Ingredients for 6 servings:
- 1 onion(s)
- 3 carrots
- 3 stalk(s) celery
- 2 garlic cloves
- 3 tbsp olive oil
- 400 g minced beef or mixed
- 800 g tomatoes, chunky, from the can
- 3 bay leaves
- 350 g lasagna sheet(s), without pre-cooking
- 200g mozzarella
- 300 ml red wine
- 2 tbsp tomato paste
- salt and pepper
- 500 ml milk
- 50 g butter
- 2 tbsp flour
- 100 g Parmesan, grated
Instructions
Working time approx. 40 minutes; Cooking/baking time approx. 30 minutes; Total time approx. 1 hour 10 minutes
with béchamel sauce
Peel or trim the onion, garlic, carrots, and celery, and dice everything finely. Heat the oil and fry the vegetables and minced meat. Stir in the tomato paste, fry briefly, and deglaze with red wine. Add the tomatoes and bay leaves and simmer for 30 minutes, stirring occasionally. Remove the bay leaves and season with salt and pepper.
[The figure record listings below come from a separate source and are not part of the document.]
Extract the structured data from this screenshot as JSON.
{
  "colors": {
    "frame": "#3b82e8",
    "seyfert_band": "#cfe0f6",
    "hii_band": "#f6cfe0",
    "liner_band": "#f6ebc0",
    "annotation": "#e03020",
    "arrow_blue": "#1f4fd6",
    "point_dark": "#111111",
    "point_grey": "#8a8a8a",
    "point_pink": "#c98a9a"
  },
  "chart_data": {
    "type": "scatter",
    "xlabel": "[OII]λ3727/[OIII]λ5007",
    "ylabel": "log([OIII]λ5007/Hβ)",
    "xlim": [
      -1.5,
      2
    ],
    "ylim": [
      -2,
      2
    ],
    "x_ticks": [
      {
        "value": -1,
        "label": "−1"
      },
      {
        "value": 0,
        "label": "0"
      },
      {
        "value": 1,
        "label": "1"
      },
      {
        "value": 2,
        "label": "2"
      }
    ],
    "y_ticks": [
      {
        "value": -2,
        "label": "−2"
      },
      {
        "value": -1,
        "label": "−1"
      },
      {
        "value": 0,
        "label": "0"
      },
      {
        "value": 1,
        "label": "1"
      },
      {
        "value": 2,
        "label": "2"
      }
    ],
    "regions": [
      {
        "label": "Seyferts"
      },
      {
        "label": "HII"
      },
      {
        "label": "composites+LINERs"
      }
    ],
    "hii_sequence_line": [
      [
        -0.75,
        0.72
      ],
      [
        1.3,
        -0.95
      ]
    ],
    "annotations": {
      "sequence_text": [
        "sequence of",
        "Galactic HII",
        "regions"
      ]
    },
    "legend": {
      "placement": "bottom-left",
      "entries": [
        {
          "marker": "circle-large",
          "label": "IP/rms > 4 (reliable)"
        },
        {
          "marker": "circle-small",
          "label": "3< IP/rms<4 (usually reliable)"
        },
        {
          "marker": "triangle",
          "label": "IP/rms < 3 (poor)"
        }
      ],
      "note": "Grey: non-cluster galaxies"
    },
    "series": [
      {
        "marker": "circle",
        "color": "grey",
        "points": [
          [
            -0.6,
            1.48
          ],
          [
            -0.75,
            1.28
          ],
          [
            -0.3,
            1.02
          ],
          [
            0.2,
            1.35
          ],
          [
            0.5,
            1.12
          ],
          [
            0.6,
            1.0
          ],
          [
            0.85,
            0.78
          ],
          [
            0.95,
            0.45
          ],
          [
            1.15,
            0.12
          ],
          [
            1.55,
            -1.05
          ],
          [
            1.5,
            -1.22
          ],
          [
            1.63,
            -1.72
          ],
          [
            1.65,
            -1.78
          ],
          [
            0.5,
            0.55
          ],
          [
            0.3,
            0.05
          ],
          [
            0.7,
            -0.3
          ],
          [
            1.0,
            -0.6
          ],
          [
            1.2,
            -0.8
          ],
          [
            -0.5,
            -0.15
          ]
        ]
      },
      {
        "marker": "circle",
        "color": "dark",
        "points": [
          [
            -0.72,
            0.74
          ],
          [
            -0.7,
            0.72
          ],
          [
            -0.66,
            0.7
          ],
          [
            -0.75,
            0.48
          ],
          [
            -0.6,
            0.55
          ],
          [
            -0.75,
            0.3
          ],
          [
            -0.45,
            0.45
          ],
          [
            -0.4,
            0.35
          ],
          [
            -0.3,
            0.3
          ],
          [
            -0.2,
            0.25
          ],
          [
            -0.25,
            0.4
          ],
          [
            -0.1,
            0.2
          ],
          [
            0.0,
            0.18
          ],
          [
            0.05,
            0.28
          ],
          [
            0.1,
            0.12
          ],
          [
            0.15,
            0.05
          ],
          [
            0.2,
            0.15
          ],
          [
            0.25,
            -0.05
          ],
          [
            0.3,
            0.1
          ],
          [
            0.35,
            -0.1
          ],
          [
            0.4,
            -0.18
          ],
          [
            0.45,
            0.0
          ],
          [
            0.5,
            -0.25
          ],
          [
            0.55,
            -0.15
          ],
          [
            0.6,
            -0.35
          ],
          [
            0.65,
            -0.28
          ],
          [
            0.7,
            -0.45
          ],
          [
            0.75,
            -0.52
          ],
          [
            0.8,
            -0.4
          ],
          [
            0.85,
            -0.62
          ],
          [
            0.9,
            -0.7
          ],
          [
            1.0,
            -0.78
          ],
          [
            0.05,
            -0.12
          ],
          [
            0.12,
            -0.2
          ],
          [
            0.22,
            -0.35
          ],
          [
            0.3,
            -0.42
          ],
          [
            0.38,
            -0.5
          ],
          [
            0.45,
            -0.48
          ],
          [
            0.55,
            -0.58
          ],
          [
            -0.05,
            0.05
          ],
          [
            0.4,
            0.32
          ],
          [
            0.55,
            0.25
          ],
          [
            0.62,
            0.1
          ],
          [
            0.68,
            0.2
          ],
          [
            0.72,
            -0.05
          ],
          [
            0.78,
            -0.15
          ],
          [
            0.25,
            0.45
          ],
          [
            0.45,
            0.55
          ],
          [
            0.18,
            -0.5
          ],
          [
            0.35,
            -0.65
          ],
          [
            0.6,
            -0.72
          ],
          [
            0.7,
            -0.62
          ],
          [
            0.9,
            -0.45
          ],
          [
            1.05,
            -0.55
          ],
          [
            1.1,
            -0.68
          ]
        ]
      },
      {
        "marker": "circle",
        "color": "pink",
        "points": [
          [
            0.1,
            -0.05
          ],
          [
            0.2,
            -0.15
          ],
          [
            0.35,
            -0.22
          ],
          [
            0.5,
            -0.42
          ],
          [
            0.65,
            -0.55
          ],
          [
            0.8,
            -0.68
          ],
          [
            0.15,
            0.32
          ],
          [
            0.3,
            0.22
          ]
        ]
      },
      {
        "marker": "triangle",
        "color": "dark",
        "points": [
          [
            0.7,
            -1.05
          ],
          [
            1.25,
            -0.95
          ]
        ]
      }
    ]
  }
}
Heat the milk and butter. Add the flour, blend thoroughly with a hand blender, and simmer vigorously for 2 minutes. Remove from the heat and fold in the grated Parmesan cheese. Preheat the oven to 190°C (top and bottom heat). Line a large, ovenproof dish with lasagna sheets, spread some of the minced meat sauce on top, then drizzle with a little béchamel sauce. Continue layering the rest, finishing with the minced meat sauce and béchamel sauce. Arrange sliced mozzarella on top. Bake in the oven for 30 minutes.